July 2023 | 

Small Changes, Big Benefits: Professional Communication

Small Changes, Big Improvements in Professional Communications

Management theorist Nitin Nohria famously identified communication as “the real work of leadership.” Yet research shows that communication at work is surprisingly difficult — and mistakes are expensive. One study found that poor communication, and the resulting employee misunderstanding, cost U.K. and U.S. businesses $37 billion per year. That means it pays — literally — to improve your message and delivery.

Whether you’re writing a memo, preparing to give a presentation or speech, or ready to hit “send” on your next email, try using these tips for better communication from Wharton faculty and friends of Executive Education.

Talk the Talk

Tiffany Willis, vice president and head of investor relations at Starbucks, emphasizes the importance of mastering specific terminology to convey messages clearly. She explains that, in particular, being able speak with those in finance using the appropriate language can help avoid misunderstandings, establish credibility, and foster trust. A week after she returned to work from Wharton’s Advanced Management Program, she was asked to head investor relations, and says it required her to acquire finance acumen because “you're speaking the language of numbers. You have to have the communication side because you're the storyteller, the spokesperson.” Consider her advice the next time you need to reach across business functions — what specific concepts and words are used by those in your target audience, and how can you incorporate some of them to make a stronger appeal by talking their talk?

Tell a Story

Michael Platt, director of the Wharton Neuroscience Initiative, agrees that sharing a common language and embracing your role as storyteller are critical. But start with the brain. “Two of the most effective methods for connecting with your audience, whether an individual or a group, are making eye contact and mirroring (subtly mimicking the gestures of the other person). Both of these methods lead to synchronized brain waves, which are linked to engagement, learning, and good rapport. Both methods are much harder to do when you’re not meeting in person, but that doesn’t mean you can’t engage.”

Platt says, “because everyone comes with their own experiences, biases, and distractions that can get in the way of a common understanding,” you can’t just tell one story and expect collective engagement or synchronized brains. “The group needs to make sense of what they’re hearing in a similar way. Start by priming your listeners’ brains by first explaining what your story means or why you’re telling it to get everyone on the same page,” he explains.

Keep It Simple

The brain synchrony described by Michael Platt is hindered by complexity, so follow his advice: drill your message down to its essential core and keep it simple. Instead of “short and sweet,” though, aim for “simple and profound.” Research on movie trailers by Moran Cerf at Northwestern’s Kellogg School of Management highlights the power of such simplicity. He found that the most effective ones, in terms of creating brain synchrony and driving ticket sales, had the fewest spoken words and the fewest faces and other stimuli on the screen. The simpler the message, the easier it is to understand, and ultimately the more likely it is to be remembered.

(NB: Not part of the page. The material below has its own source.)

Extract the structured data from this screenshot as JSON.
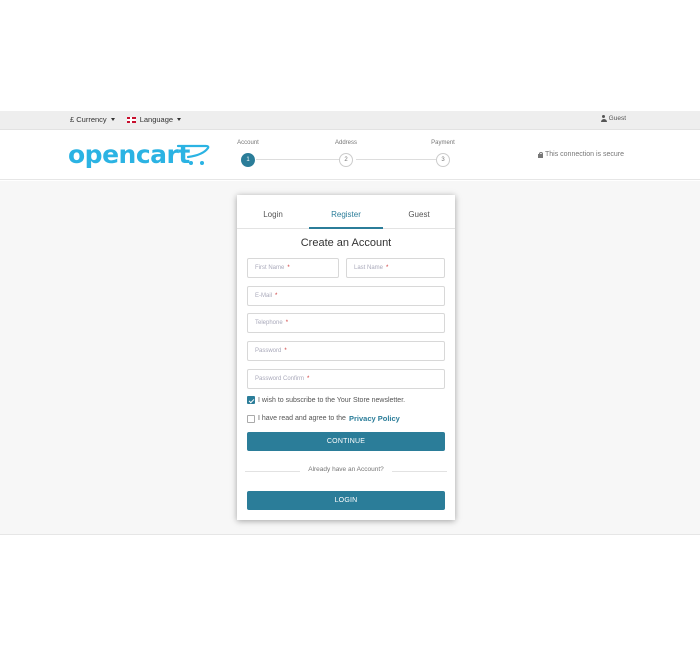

Make It Clear for Hybrid and Remote Workers

“Building exemplary communications in a hybrid and remote setting requires a lot of clarification of expectations and goals,” says Deputy Dean and Professor of Management Nancy Rothbard. “People are busy making assumptions about what you want, even more so than they were when you shared the same office space. And those assumptions are probably not correct. Instead, you have to do a lot more ‘telling.’ Be very specific, such as, ‘My goal is to be committed to achieving the next level of this project. I’m ready to pivot when necessary to get it done well and on time.’”

Rothbard directs the Women’s Executive Leadership program, which uses a communications-style assessment to help participants understand their existing strengths and weaknesses. It provides a base level of understanding to improve on. “No matter what your style,” says Rothbard, “keep in mind the importance of using a mix of synchronous and asynchronous communication. It can’t be all email and text, or all phone and Zoom. This is critical advice for anyone, but it’s especially important for women.”

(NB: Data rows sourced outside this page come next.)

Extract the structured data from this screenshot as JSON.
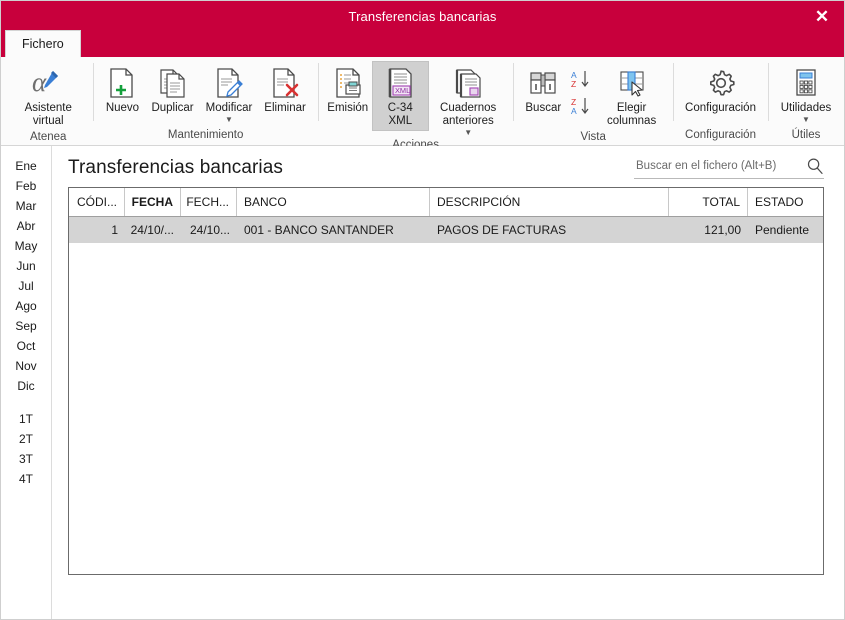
{
  "window": {
    "title": "Transferencias bancarias",
    "close_label": "✕",
    "close_icon": "close-icon",
    "accent_color": "#C8003C"
  },
  "tabs": [
    {
      "label": "Fichero",
      "active": true
    }
  ],
  "ribbon": {
    "groups": [
      {
        "label": "Atenea",
        "buttons": [
          {
            "label": "Asistente virtual",
            "icon": "alpha-pen-icon",
            "caret": false,
            "selected": false
          }
        ]
      },
      {
        "label": "Mantenimiento",
        "buttons": [
          {
            "label": "Nuevo",
            "icon": "new-document-icon",
            "caret": false,
            "selected": false
          },
          {
            "label": "Duplicar",
            "icon": "duplicate-document-icon",
            "caret": false,
            "selected": false
          },
          {
            "label": "Modificar",
            "icon": "edit-document-icon",
            "caret": true,
            "selected": false
          },
          {
            "label": "Eliminar",
            "icon": "delete-document-icon",
            "caret": false,
            "selected": false
          }
        ]
      },
      {
        "label": "Acciones",
        "buttons": [
          {
            "label": "Emisión",
            "icon": "print-document-icon",
            "caret": false,
            "selected": false
          },
          {
            "label": "C-34 XML",
            "icon": "xml-document-icon",
            "caret": false,
            "selected": true
          },
          {
            "label": "Cuadernos anteriores",
            "icon": "previous-books-icon",
            "caret": true,
            "selected": false
          }
        ]
      },
      {
        "label": "Vista",
        "buttons": [
          {
            "label": "Buscar",
            "icon": "binoculars-icon",
            "caret": false,
            "selected": false
          },
          {
            "label": "Elegir columnas",
            "icon": "choose-columns-icon",
            "caret": false,
            "selected": false
          }
        ],
        "sort_buttons": [
          {
            "icon": "sort-ascending-icon",
            "label": "A↓Z"
          },
          {
            "icon": "sort-descending-icon",
            "label": "Z↓A"
          }
        ]
      },
      {
        "label": "Configuración",
        "buttons": [
          {
            "label": "Configuración",
            "icon": "gear-icon",
            "caret": false,
            "selected": false
          }
        ]
      },
      {
        "label": "Útiles",
        "buttons": [
          {
            "label": "Utilidades",
            "icon": "calculator-icon",
            "caret": true,
            "selected": false
          }
        ]
      }
    ]
  },
  "sidebar": {
    "months": [
      "Ene",
      "Feb",
      "Mar",
      "Abr",
      "May",
      "Jun",
      "Jul",
      "Ago",
      "Sep",
      "Oct",
      "Nov",
      "Dic"
    ],
    "quarters": [
      "1T",
      "2T",
      "3T",
      "4T"
    ]
  },
  "main": {
    "page_title": "Transferencias bancarias",
    "search": {
      "placeholder": "Buscar en el fichero (Alt+B)",
      "value": "",
      "icon": "search-icon"
    },
    "table": {
      "columns": [
        {
          "key": "codigo",
          "label": "CÓDI...",
          "align": "right",
          "sorted": false
        },
        {
          "key": "fecha",
          "label": "FECHA",
          "align": "right",
          "sorted": true
        },
        {
          "key": "fecha2",
          "label": "FECH...",
          "align": "right",
          "sorted": false
        },
        {
          "key": "banco",
          "label": "BANCO",
          "align": "left",
          "sorted": false
        },
        {
          "key": "descripcion",
          "label": "DESCRIPCIÓN",
          "align": "left",
          "sorted": false
        },
        {
          "key": "total",
          "label": "TOTAL",
          "align": "right",
          "sorted": false
        },
        {
          "key": "estado",
          "label": "ESTADO",
          "align": "left",
          "sorted": false
        }
      ],
      "rows": [
        {
          "codigo": "1",
          "fecha": "24/10/...",
          "fecha2": "24/10...",
          "banco": "001 - BANCO SANTANDER",
          "descripcion": "PAGOS DE FACTURAS",
          "total": "121,00",
          "estado": "Pendiente",
          "selected": true
        }
      ]
    }
  }
}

Keep Information Flowing Up and Down

Many new managers make the assumption that the information they need most comes from those senior to them. Professor Tom Donaldson says you should also work on communicating with those below you to “ensure that you’re in the loop.” Corporate relations disasters and other crises often catch leaders off guard because they have insulated themselves, only hearing bad news that many employees are already familiar with when it’s too late. He says you can avoid critical communication lapses by “being there. Make a habit of finding unplanned, casual moments with employees. How an executive treats employees in the elevator or the parking lot can make all the difference between hearing (and having the time to act) and not hearing. Leaders should seize these opportunities.” Try making “MBWA” (management by walking around) a frequent practice, and schedule “skip level” meetings where you can engage with workers two or more levels below your own.

Professor Greg Shea, academic director of the Leading Organizational Change program, says keeping the lines of communication open with those you lead is also critical for meeting team goals and succeeding with change initiatives. “Spend time with them in person. When your followers feel that you are listening and you understand them, they in turn will see the effort and feel more connected. Then, together, you can have conversations about what strategic initiatives could happen next, and they may be genuinely excited about growth.”